Cloud project organization

Separation of environments

When possible, separate application environments (such as dev/staging/production) into separate cloud provider projects. This allows for better isolation of resources, and can help prevent accidental changes to production resources. In our typical development environments, it is often desirable to provide developers with access to a dev environment without giving them access to production (until it is deemed fit). This separation of environments can help ease the complexity of configuring such access.

Use cloud project hierarchy (folders) where possible

Our typical cloud provder (GCP) allows for organizing projects into folders. This can be useful for grouping projects by team, or by application. This can help with managing billing, and can also help with IAM permissions, as permissions can be inherited from parent folders.
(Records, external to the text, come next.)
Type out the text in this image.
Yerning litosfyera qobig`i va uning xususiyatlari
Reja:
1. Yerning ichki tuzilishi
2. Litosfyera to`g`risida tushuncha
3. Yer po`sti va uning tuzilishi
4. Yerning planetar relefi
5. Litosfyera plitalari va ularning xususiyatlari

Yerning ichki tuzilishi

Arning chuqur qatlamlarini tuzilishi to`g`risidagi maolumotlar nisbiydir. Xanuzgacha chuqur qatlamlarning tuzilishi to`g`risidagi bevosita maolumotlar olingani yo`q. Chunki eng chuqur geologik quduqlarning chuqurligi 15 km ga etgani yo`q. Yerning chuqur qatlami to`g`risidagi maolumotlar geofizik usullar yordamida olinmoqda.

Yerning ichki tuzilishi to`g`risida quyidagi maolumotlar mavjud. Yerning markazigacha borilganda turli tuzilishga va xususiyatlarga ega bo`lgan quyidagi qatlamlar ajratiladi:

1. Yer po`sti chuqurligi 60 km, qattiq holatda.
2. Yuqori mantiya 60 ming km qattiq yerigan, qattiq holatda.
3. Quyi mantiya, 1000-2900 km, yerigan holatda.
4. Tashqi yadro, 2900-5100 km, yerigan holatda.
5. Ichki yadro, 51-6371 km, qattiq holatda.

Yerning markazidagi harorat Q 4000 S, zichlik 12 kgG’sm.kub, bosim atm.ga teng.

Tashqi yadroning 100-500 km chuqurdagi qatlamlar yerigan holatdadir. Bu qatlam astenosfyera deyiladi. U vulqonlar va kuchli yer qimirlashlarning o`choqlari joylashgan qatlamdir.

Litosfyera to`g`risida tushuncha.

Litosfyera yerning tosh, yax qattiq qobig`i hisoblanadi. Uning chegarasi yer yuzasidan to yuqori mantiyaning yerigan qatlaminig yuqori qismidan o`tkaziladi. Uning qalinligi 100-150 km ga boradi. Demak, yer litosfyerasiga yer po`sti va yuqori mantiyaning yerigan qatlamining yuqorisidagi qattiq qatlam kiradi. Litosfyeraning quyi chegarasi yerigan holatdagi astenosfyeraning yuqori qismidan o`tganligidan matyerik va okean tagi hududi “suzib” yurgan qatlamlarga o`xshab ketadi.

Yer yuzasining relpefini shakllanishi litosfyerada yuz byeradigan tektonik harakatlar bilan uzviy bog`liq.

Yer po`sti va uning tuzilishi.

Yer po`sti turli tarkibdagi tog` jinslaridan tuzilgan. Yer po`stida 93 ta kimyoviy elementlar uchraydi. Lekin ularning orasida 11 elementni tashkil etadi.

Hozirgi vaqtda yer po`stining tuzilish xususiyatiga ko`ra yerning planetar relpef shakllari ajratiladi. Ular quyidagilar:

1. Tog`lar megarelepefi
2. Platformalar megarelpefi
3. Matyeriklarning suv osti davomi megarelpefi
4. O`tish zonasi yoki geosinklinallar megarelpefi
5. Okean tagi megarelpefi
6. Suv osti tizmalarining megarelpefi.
An example of a folder hierarchy might look like:

- gnomad/
  - gnomad-browser-prod
  - gnomad-browser-dev
  - developer-sandboxes/
    - alice-sandbox
    - bob-sandbox
  - collaborations/
    - new-dataset-1
    - dataset-upgrade-2

In this type of resource hierarchy, we can assign permissions differently to each project or subfolder, as well as assigning higher-level permissions to administrators at the top level. Since the permissions inherit down the hierarchy, we can be sure that the permissions are consistent across all projects in the folder, and we don't have to repeat ourselves in each project's IAM configuration.